The new Sanctuary Movement is rooted in the fundamental tenets of compassion, faith and human dignity. A sanctuary is a sacred space of worship that also guarantees compassion, protection, and the love of God. The concept of churches, mosques, and synagogues opening their doors to those who are new to the country or in need is not new. What is distinct about this effort is the urgency to give public voice to the hopes and dreams of immigrant families who represent the experience of millions of vulnerable people seeking refuge in this country. Congregations locally are now considering their role, including that of legal hospitality, as part of the new Sanctuary Movement. Community organizations and labor unions are applying the concept of sanctuary to short-term policy objectives, such as calling for a moratorium on workplace raids and passing ordinances in municipal jurisdictions that ensure that immigrant communities can contact local authorities without fear.
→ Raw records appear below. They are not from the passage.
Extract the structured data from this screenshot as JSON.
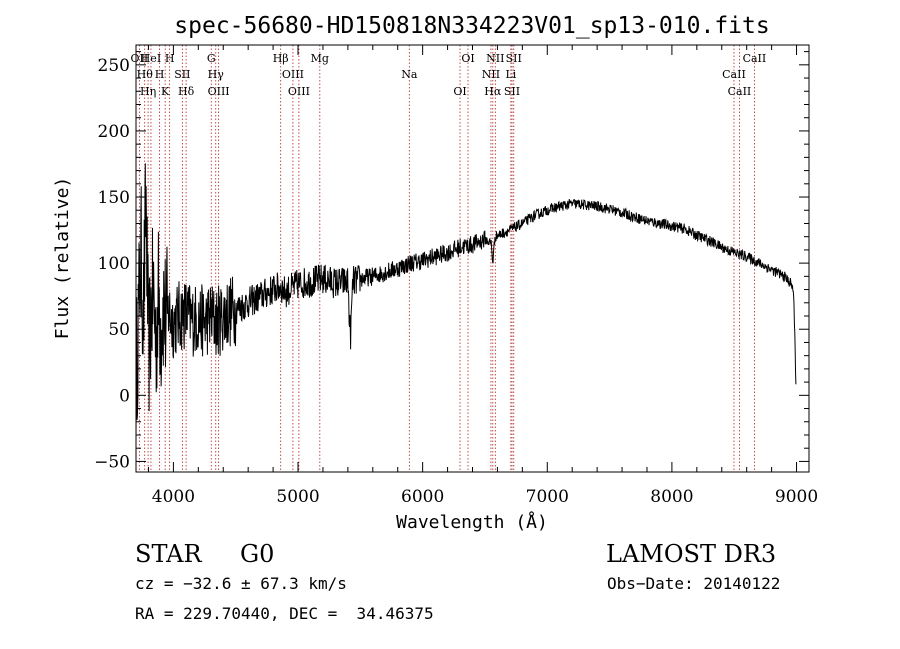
{
  "chart_data": {
    "type": "line",
    "title": "spec-56680-HD150818N334223V01_sp13-010.fits",
    "xlabel": "Wavelength (Å)",
    "ylabel": "Flux (relative)",
    "xlim": [
      3700,
      9100
    ],
    "ylim": [
      -58,
      265
    ],
    "x_ticks": [
      {
        "value": 4000,
        "label": "4000"
      },
      {
        "value": 5000,
        "label": "5000"
      },
      {
        "value": 6000,
        "label": "6000"
      },
      {
        "value": 7000,
        "label": "7000"
      },
      {
        "value": 8000,
        "label": "8000"
      },
      {
        "value": 9000,
        "label": "9000"
      }
    ],
    "y_ticks": [
      {
        "value": -50,
        "label": "−50"
      },
      {
        "value": 0,
        "label": "0"
      },
      {
        "value": 50,
        "label": "50"
      },
      {
        "value": 100,
        "label": "100"
      },
      {
        "value": 150,
        "label": "150"
      },
      {
        "value": 200,
        "label": "200"
      },
      {
        "value": 250,
        "label": "250"
      }
    ],
    "series": [
      {
        "name": "spectrum",
        "x": [
          3700,
          3740,
          3760,
          3780,
          3800,
          3820,
          3840,
          3860,
          3880,
          3900,
          3920,
          3940,
          3960,
          3980,
          4000,
          4050,
          4100,
          4150,
          4200,
          4250,
          4300,
          4340,
          4380,
          4420,
          4500,
          4600,
          4700,
          4800,
          4861,
          4900,
          5000,
          5100,
          5200,
          5300,
          5400,
          5420,
          5440,
          5500,
          5600,
          5700,
          5800,
          5900,
          6000,
          6100,
          6200,
          6300,
          6400,
          6500,
          6550,
          6563,
          6580,
          6650,
          6700,
          6800,
          6900,
          7000,
          7100,
          7200,
          7300,
          7400,
          7500,
          7600,
          7700,
          7800,
          7900,
          8000,
          8100,
          8200,
          8300,
          8400,
          8500,
          8600,
          8700,
          8800,
          8900,
          8950,
          8975,
          8985,
          8995
        ],
        "y": [
          10,
          110,
          60,
          150,
          30,
          60,
          80,
          40,
          75,
          50,
          70,
          55,
          65,
          58,
          55,
          60,
          62,
          57,
          58,
          55,
          60,
          55,
          58,
          62,
          65,
          70,
          75,
          80,
          82,
          78,
          84,
          86,
          88,
          85,
          86,
          42,
          86,
          88,
          90,
          93,
          96,
          100,
          102,
          105,
          108,
          112,
          114,
          118,
          115,
          100,
          120,
          123,
          125,
          130,
          136,
          140,
          143,
          145,
          144,
          143,
          141,
          138,
          135,
          132,
          130,
          128,
          126,
          121,
          117,
          112,
          108,
          105,
          100,
          95,
          90,
          85,
          80,
          50,
          10
        ]
      }
    ],
    "lines": [
      {
        "wavelength": 3727,
        "label": "OII"
      },
      {
        "wavelength": 3770,
        "label": "Hθ"
      },
      {
        "wavelength": 3797,
        "label": "Hη"
      },
      {
        "wavelength": 3820,
        "label": "HeI"
      },
      {
        "wavelength": 3889,
        "label": "H"
      },
      {
        "wavelength": 3934,
        "label": "K"
      },
      {
        "wavelength": 3970,
        "label": "H"
      },
      {
        "wavelength": 4072,
        "label": "SII"
      },
      {
        "wavelength": 4102,
        "label": "Hδ"
      },
      {
        "wavelength": 4304,
        "label": "G"
      },
      {
        "wavelength": 4340,
        "label": "Hγ"
      },
      {
        "wavelength": 4363,
        "label": "OIII"
      },
      {
        "wavelength": 4861,
        "label": "Hβ"
      },
      {
        "wavelength": 4959,
        "label": "OIII"
      },
      {
        "wavelength": 5007,
        "label": "OIII"
      },
      {
        "wavelength": 5175,
        "label": "Mg"
      },
      {
        "wavelength": 5893,
        "label": "Na"
      },
      {
        "wavelength": 6300,
        "label": "OI"
      },
      {
        "wavelength": 6364,
        "label": "OI"
      },
      {
        "wavelength": 6548,
        "label": "NII"
      },
      {
        "wavelength": 6563,
        "label": "Hα"
      },
      {
        "wavelength": 6583,
        "label": "NII"
      },
      {
        "wavelength": 6708,
        "label": "Li"
      },
      {
        "wavelength": 6717,
        "label": "SII"
      },
      {
        "wavelength": 6731,
        "label": "SII"
      },
      {
        "wavelength": 8498,
        "label": "CaII"
      },
      {
        "wavelength": 8542,
        "label": "CaII"
      },
      {
        "wavelength": 8662,
        "label": "CaII"
      }
    ],
    "colors": {
      "spectrum": "#000000",
      "line_marker": "#b22222",
      "axes": "#000000"
    }
  },
  "info": {
    "object_class": "STAR",
    "subclass": "G0",
    "survey": "LAMOST DR3",
    "cz": "cz = −32.6 ± 67.3 km/s",
    "obs_date": "Obs−Date: 20140122",
    "coords": "RA = 229.70440, DEC =  34.46375"
  }
}
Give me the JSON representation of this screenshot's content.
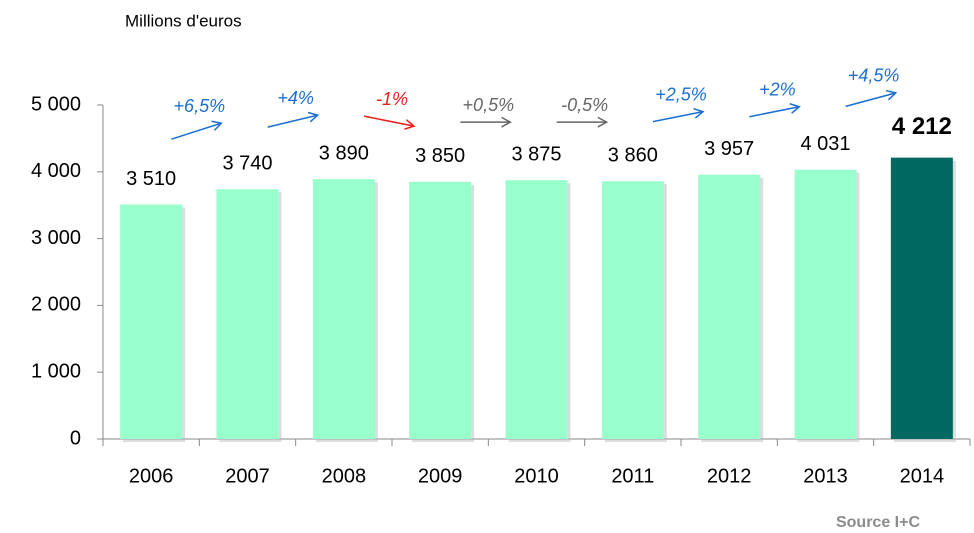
{
  "chart_data": {
    "type": "bar",
    "title": "Millions d'euros",
    "categories": [
      "2006",
      "2007",
      "2008",
      "2009",
      "2010",
      "2011",
      "2012",
      "2013",
      "2014"
    ],
    "values": [
      3510,
      3740,
      3890,
      3850,
      3875,
      3860,
      3957,
      4031,
      4212
    ],
    "value_labels": [
      "3 510",
      "3 740",
      "3 890",
      "3 850",
      "3 875",
      "3 860",
      "3 957",
      "4 031",
      "4 212"
    ],
    "colors": [
      "#99ffcc",
      "#99ffcc",
      "#99ffcc",
      "#99ffcc",
      "#99ffcc",
      "#99ffcc",
      "#99ffcc",
      "#99ffcc",
      "#006861"
    ],
    "ylim": [
      0,
      5000
    ],
    "yticks": [
      0,
      {
        "value": 1000,
        "label": "1 000"
      },
      {
        "value": 2000,
        "label": "2 000"
      },
      {
        "value": 3000,
        "label": "3 000"
      },
      {
        "value": 4000,
        "label": "4 000"
      },
      {
        "value": 5000,
        "label": "5 000"
      }
    ],
    "grid": false,
    "annotations": [
      {
        "text": "+6,5%",
        "color": "#1a6fd1"
      },
      {
        "text": "+4%",
        "color": "#1a6fd1"
      },
      {
        "text": "-1%",
        "color": "#e8201c"
      },
      {
        "text": "+0,5%",
        "color": "#666666"
      },
      {
        "text": "-0,5%",
        "color": "#666666"
      },
      {
        "text": "+2,5%",
        "color": "#1a6fd1"
      },
      {
        "text": "+2%",
        "color": "#1a6fd1"
      },
      {
        "text": "+4,5%",
        "color": "#1a6fd1"
      }
    ],
    "source": "Source I+C"
  }
}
The issue of immigration is complex. In the beautiful film Life and Debt, Jamaicans subjected to the results of trade liberalization and international finance were moved out of subsistence farming and into dire poverty while tourists luxuriated oceanside. No wonder people like Maria would come to the United States to survive and sustain herself.
At this time, families from countries such as Haiti, China, and Guatemala are being welcomed into churches in New York City and Los Angeles. They will speak to the experience of what a more just immigration system might do for millions like them. They’ll underscore the danger of separating some 3.1 million minors, citizens all, from their non-citizen parents. These families are the prophets of a future that their children, like Alexander, might enjoy, giving new meaning to the Statue of Liberty as a beacon of freedom and justice for all.
By MICHAEL RAMOS, Church Council of Greater Seattle
Michael Ramos is Director of Social Justice Ministries for the Church Council of Greater Seattle.